HTTP Keep-Alive is not always your friend - but math is!

In HTTP 1.1 connections are reused by default. This means that if you make two HTTP requests after each other you can do it over the same TCP connection. This saves you the overhead of setting up a new TCP connection. This is even more important if you're using HTTPS since the SSL handshake to setup the secure communication is relatively expensive for the server. That is why you typically want to reuse connections when you can. if you're using an HTTP client library (such as HttpClient in .Net) the client library will open a few connections if needed (this is configurable and the default is two) and then reuse them as long as there is new requests pending soon enough. but this can also be a problem if your server is a cluster such as a few instances in an Azure deployment. The problem occurs when you have few (relatively speaking) clients generating a lot of requests on your servers.

This is easily illustrated with an example. Let's assume that you have two servers behind a VIP (i.e. for each new TCP connection one server is chosen using a round robin selection) and three clients who each need one TCP connection but do 10 requests per second using this connection. Client one will first open a connection to server one, client two connects to server two and then client three connects to server one. And now we have an uneven load of 20 requests per second on server 1 and 10 requests per second on server 2. This might not be too bad if we had 101 clients and two servers given that each client is equal but that is probably not the case. Consider for example the case where client two in the example above only generates one request per second and closes the connection between each request. Now server one will alternate between 20 and 21 requests per second while server two has zero or one request per second. If you have a mix of these short lived connections and long lived connections and assuming that even the long lived connections once in a while will be closed, then you will notice that some of your servers will have much more load than some others. This is probably not desirable since random servers will have very high load at random times while a lot of servers will have less than average load. This problem is called connection affinity.

You might think that a smarter VIP choosing where to route new connections based on capacity would help and yes it will. A little. The problem is that once a TCP connection is established the VIP cannot do anything to reroute it. At least not your vanilla VIP. Maybe there is some super advanced HTTP inspecting VIP out there but you probably don't have one so don't bother thinking about that too much.

What you want to do is to let a few requests be handled by the server on each TCP connection to get the best of both worlds; reuse a connection for a while to reduce connection overhead but once in a while force the client to connect again so that gout VIP can load balance. While this is definitely possible the overhead to keep a list of all clients currently connected in your web service will waste some memory and CPU cycles and instead you can let math help you. If you want to reuse each connection N times on average you can randomly choose to close a connection after each request with the probability of 1/N. This works great for a mix of long lived and short lived connections since the long lived connections will be closed on average every N requests (trust math!) while short lived connections with just a few requests are likely to not be closed prematurely.

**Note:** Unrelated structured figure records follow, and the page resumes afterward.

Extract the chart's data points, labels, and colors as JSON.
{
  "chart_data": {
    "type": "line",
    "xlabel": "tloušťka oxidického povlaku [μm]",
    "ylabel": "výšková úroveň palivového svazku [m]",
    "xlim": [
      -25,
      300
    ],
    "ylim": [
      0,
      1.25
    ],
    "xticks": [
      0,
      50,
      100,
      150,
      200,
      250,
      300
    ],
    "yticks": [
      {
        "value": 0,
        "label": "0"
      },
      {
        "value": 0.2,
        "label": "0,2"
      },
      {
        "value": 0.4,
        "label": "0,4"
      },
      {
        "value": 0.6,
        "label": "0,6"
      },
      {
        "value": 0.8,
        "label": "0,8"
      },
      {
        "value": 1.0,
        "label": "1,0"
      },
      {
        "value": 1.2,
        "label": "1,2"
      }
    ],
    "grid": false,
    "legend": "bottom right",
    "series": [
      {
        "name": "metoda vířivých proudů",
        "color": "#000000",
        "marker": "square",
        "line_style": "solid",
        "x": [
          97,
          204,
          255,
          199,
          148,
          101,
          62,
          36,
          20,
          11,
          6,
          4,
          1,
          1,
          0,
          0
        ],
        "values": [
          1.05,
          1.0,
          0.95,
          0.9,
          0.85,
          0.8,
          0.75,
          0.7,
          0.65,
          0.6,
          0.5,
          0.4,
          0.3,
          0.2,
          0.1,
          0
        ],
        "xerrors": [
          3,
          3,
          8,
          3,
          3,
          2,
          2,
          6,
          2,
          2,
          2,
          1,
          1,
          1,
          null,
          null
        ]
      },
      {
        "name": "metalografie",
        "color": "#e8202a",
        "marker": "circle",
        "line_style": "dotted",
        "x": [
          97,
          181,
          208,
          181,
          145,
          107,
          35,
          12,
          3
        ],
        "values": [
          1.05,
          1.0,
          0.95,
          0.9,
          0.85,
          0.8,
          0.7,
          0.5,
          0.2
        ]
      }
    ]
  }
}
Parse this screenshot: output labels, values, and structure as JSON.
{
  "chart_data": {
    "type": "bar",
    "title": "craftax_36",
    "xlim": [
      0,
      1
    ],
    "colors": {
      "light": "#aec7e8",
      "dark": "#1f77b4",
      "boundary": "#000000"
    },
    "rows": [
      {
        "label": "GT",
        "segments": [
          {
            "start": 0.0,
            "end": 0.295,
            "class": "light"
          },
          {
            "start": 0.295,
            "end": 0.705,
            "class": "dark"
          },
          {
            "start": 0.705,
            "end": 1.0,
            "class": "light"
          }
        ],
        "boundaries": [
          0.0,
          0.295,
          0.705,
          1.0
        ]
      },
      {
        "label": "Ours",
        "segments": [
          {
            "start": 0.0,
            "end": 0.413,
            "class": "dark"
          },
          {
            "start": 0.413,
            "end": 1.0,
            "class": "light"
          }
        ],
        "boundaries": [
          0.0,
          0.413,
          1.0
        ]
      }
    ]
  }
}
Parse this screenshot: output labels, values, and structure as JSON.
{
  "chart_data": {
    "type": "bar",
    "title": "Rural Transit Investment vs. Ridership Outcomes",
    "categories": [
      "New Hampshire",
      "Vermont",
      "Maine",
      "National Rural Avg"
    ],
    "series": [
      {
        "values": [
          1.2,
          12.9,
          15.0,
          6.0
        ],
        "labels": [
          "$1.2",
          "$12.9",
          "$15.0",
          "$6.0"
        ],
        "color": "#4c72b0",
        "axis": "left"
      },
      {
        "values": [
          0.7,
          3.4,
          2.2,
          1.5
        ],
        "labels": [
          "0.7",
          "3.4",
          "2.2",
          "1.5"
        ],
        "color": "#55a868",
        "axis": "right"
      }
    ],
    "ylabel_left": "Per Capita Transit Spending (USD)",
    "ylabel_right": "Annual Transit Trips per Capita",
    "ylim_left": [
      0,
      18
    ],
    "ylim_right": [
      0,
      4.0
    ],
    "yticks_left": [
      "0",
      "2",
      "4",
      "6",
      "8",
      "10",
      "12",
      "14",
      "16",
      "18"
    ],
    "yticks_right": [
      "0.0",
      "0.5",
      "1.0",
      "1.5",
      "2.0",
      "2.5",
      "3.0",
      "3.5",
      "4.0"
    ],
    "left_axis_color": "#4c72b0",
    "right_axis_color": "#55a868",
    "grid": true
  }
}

You might be temped to just have a global counter and close connections every time your total counter hits N. This does not achieve what you want. There is a famous problem called the coupon collector's problem that tells us that if you have N options that are equally probably the number of picks you need to make in order to expect to have picked all N options is N ln(N). That means that if you have C connections and close every N requests it will take C N ln(N) requests before you can expect to have closed all connections so he average life time of each connection is going to be larger than N. Once you add a number of short lived connections it gets even worse. Trusting randomness is much easier and more accurate!